The engines would come to a roar, and then, the cars would power away from the grid fighting for position. A beautiful sunny day peered down on the thousands of spectators as they fought to catch a glimpse of the cars heading into the first turn. And to the amazement of spectators and the Maserati drivers, there would be this young dental student running in 4th place.
The surprise would continue lap after lap as Musso, Villoresi and Schell would be unable to shake the Englishman. On top of that, Leston would come all the way up from his 11th place starting spot to finish the first lap in 5th place. But considering the unreliability Connaught had experienced throughout the season, no one, even at Connaught, was getting all that excited.
But then, something happened. Brooks would make a move and would get around Schell for 3rd place. From then on, Brooks would continue to take chunks of time out of the advantage Villoresi held over him. It was clear Brooks was on a charge, a purely astonishing charge really.
In time, Brooks would reel in Villoresi and would eventually pass him for position. Villoresi would have a surprised look on his face when he found himself running behind the upstart green Connaught driven by a dental student. By the time the race was just 10 laps old, Brooks would find himself in 2nd place behind Musso. Leston had been running quite well but would push a little too hard and would spin on the 5th lap and would drop well down the order. This would take the fight out of Leston and he would pretty much just hold on from that point onward. That would be anything but true of Brooks.
Some of the Maserati threat began to falter. Roy Salvadori would be out of the race by the 15th lap with a broken fuel tank. Then there would be Louis Rosier. He would be running well at the start but would develop problem with his suspension and would be out of the race by the 17th lap. Still, there would be six 250Fs out on the circuit still running. And either one of them would be capable of unseating Brooks in the 2nd position.
They would have been able to unseat Brooks if they had been able to catch him which, on this day, would prove impossible. Musso would retain the lead but would find his lead dwindling with each and every lap of the race. Musso would not be all that concerned about this as he still held onto the belief the Connaught would not be able to last the distance. This would be the view just about every one of the spectators held onto as well.
But, some would come to question their beliefs when Brooks managed to take over the lead of the race. Even though Musso believed the Connaught would not make the race distance he still could not stand to have the lead taken away from him. So, he would begin to push back causing the pace of the race to increase with each and every lap of the race. Three times the lap record would fall over the course of the race. And of those three times, two would come at the hand of Musso, trying so hard to break the Connaught.

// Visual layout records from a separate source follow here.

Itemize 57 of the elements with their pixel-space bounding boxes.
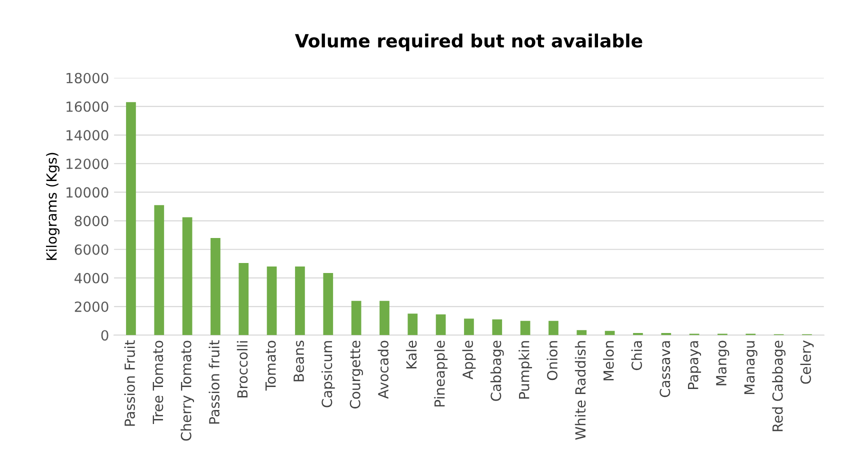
x-tick-label: Mango [716, 340, 730, 386]
y-tick-label: 0 [101, 330, 108, 341]
bar [492, 319, 502, 336]
bar [633, 332, 643, 336]
x-tick-label: Celery [800, 340, 814, 384]
x-tick-label: Courgette [350, 340, 364, 408]
x-tick-label: Tree Tomato [152, 340, 164, 424]
y-tick-label: 6000 [74, 244, 108, 255]
x-tick-label: White Raddish [574, 341, 586, 440]
x-tick-label: Cassava [660, 341, 670, 398]
bar [661, 332, 672, 336]
x-tick-label: Kale [406, 340, 417, 368]
y-tick-label: 16000 [66, 101, 108, 112]
chart-title: Volume required but not available [294, 34, 642, 52]
x-tick-label: Cabbage [490, 340, 504, 401]
y-tick-label: 4000 [74, 272, 108, 284]
bar [154, 205, 164, 336]
bar [548, 320, 558, 336]
y-tick-label: 8000 [74, 216, 108, 226]
x-tick-label: Broccolli [236, 341, 248, 398]
y-axis-title: Kilograms (Kgs) [46, 152, 60, 260]
y-tick-label: 2000 [74, 302, 108, 312]
bar [126, 102, 136, 336]
x-tick-label: Apple [462, 340, 476, 380]
bar [182, 217, 192, 336]
x-tick-label: Managu [744, 341, 758, 394]
x-tick-label: Capsicum [321, 341, 335, 408]
bar [520, 320, 530, 336]
x-tick-label: Chia [631, 341, 642, 370]
bar [436, 314, 446, 336]
x-tick-label: Tomato [266, 340, 276, 391]
y-tick-label: 12000 [66, 158, 108, 170]
x-tick-label: Onion [546, 341, 558, 380]
y-tick-label: 10000 [66, 187, 108, 198]
bar [408, 314, 418, 336]
bar [295, 266, 305, 336]
x-tick-label: Beans [294, 340, 304, 382]
x-tick-label: Cherry Tomato [180, 340, 194, 441]
bar [323, 272, 334, 336]
bar [576, 330, 587, 336]
bar [351, 300, 362, 336]
x-tick-label: Avocado [378, 340, 389, 399]
bar [380, 300, 390, 336]
x-tick-label: Red Cabbage [772, 340, 786, 432]
bar [464, 318, 474, 336]
x-tick-label: Papaya [688, 341, 702, 389]
bar [604, 330, 615, 336]
x-tick-label: Pumpkin [518, 341, 532, 399]
y-tick-label: 18000 [66, 72, 108, 84]
bar [266, 266, 277, 336]
y-tick-label: 14000 [66, 130, 108, 141]
x-tick-label: Melon [603, 341, 614, 380]
x-tick-label: Passion fruit [208, 340, 220, 424]
bar [238, 262, 249, 336]
bar [210, 238, 220, 336]
x-tick-label: Pineapple [434, 340, 448, 406]
x-tick-label: Passion Fruit [124, 340, 136, 426]
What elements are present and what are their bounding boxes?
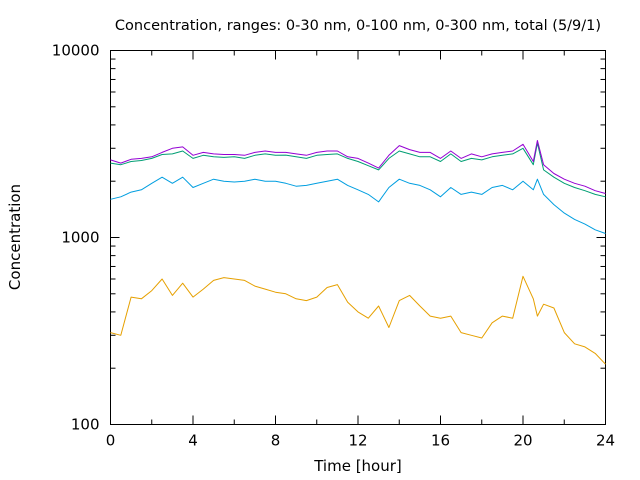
x-tick-label: 0 [106,432,116,450]
series-line-1 [110,275,606,365]
y-tick-label: 10000 [52,42,100,60]
x-tick-label: 24 [596,432,615,450]
series-line-2 [110,176,606,234]
x-tick-label: 16 [431,432,450,450]
x-tick-label: 12 [348,432,367,450]
y-tick-label: 1000 [61,229,99,247]
x-tick-label: 8 [271,432,281,450]
axis-ticks [110,50,606,425]
x-axis-label: Time [hour] [313,457,402,475]
y-tick-label: 100 [71,416,100,434]
x-tick-label: 4 [188,432,198,450]
series-lines [110,140,606,365]
x-tick-label: 20 [513,432,532,450]
series-line-3 [110,142,606,198]
series-line-4 [110,140,606,194]
plot-area [110,50,606,425]
chart-title: Concentration, ranges: 0-30 nm, 0-100 nm… [115,18,601,34]
y-axis-label: Concentration [6,184,24,290]
tick-labels: 0 4 8 12 16 20 24 100 1000 10000 [52,42,615,450]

Each would use the advantages of their cars to their betterment. However, Brooks would have the biggest advantage in that his B-Type would be equipped with disc brakes, which enabled him to go deeper into corners before needing to brake. Additionally, Brooks was aware that at the pace the two were running, is disc brakes would last longer than the drum brakes on Musso's Maserati. Therefore, as Musso pushed, Brooks would respond.
Connaught had come into the race the clear underdog. But on this day, it certainly seemed as though David was playing with Goliath. And, by the halfway mark in the race, the giant would be slain as Brooks would power past into the lead and would begin to draw away with the lead.
Musso still held out hope the Connaught would falter. But even though he had the lead well in hand, Brooks would only increase his pace until, with about 15 laps remaining in the race, he would take his turn breaking the lap record. He would do so with an incredible time of 2:00.2. This time would be nearly three and a half seconds faster than Musso's qualifying effort and would boast of an average speed in excess of 102 mph around the 3.48 mile circuit.
Brooks would be leading the race by nearly fifty seconds. It was beginning to dawn on a number of people that these British upstarts could actually pull off the victory. This reality also began to sink in to those at Connaught as well. All of a sudden, racing history would be flooding back to mind. And if Brooks could hold on, Connaught would be the first British manufacturer to win a major grand prix since Seagrave's victory in a Sunbeam all the way back in 1924 at the San Sebastian Grand Prix.
All of a sudden, things would change with those at Connaught. Taking on the giants had been one thing. Now they had the lead and the victory in hand. Now the focus would change. And this is when the tension would rise. It would be absolutely perfect having a dental student behind the wheel of the car. Being a dental student Brooks would need to have a steady hand under intense pressure. And in the closing stages of the race, that is exactly what Brooks would be facing.
The only way to deal with the situation was to continue to put the focus back on the challenge offered by Musso. But with just a couple of laps remaining it was more than clear Musso could not close the gap. Therefore, the team would give the signal to Brooks to slow to a point to hold the gap steady. This only made the tension worse.
Convinced the Connaught would fail, Musso would see the B-Type disappear into the distance and run without issue for around two and a half hours. The Maserati fleet would be soundly beaten. Even Villoresi, still running in 3rd place, would find himself a little more than a lap behind and nearly utterly shocked by the sight of the Connaught having come by a second time.
So many firsts would be achieved as Brooks cruised across the line to take the victory. Not only would Brooks break the track record, but he would provide the first win for a car with disc brakes, it would be the first win for a British manufacturer since 1924. It would be the first major Formula One grand prix win for Connaught Engineering. What's more, it would be the first victory for a British car that had been conceived, built and developed in the country that had gone on to take a major grand prix victory.
Musso would be soundly beaten. He would cross the line over fifty seconds behind Brooks in 2nd place. Villoresi would hold on to finish in 3rd place. He would finish the race a little more than two laps behind Brooks. Les Leston would also bring home the second Connaught. After his early spin that would drop him to the back of the field, he would focus on being consistent and steady from then on, instead of trying to challenge the rest of those at the front. He would end the race over eight laps behind Brooks in 9th place. But while the performances couldn't have been more vastly different, it was still good for Connaught to have both of its cars come home, victory or not.
The scene would be electric. And yet, there would be Brooks. Sitting quietly, people could have passed right by him without having even a thought that it was actually he that won the race. But while the scrutineers dove into the Connaught looking for anything illegal, Musso would realize who had clearly won that day. He would come over to Brooks and would congratulate him and would be the one to actually encourage Brooks to attend the prize ceremony.
Even by the early evening hours, the Connaught pit continued to celebrate while the other teams had already left, or, were in the process of heading out. It was a momentous moment for Connaught. Amazingly, it would be all the more momentous for what Connaught had managed to achieve as a British manufacturer, and, as a manufacturer that had been barely able to stay above water all season long. Fighting as if it was their last breath at each and every race, the Gran Premio di Siracusa would provide at least some relief to a team that had battled and battled all season long.
It was clear by Brooks' performance in the race that Connaught had a car that was capable of competing with the biggest manufacturers and names in Formula One, as long as the conditions were right. It would be amazing and mesmerizing to think that Connaught had almost not gone to Syracuse. And had they not, what a different mood there would have been at Connaught?
Because they did decide to make the trip, Connaught Engineering would end the season on the highest of highs. Whereas had the season truly ended for the manufacturer after Oulton Park, it is highly unlikely the team would have looked forward to 1956 with an excitement. But all of that would change now.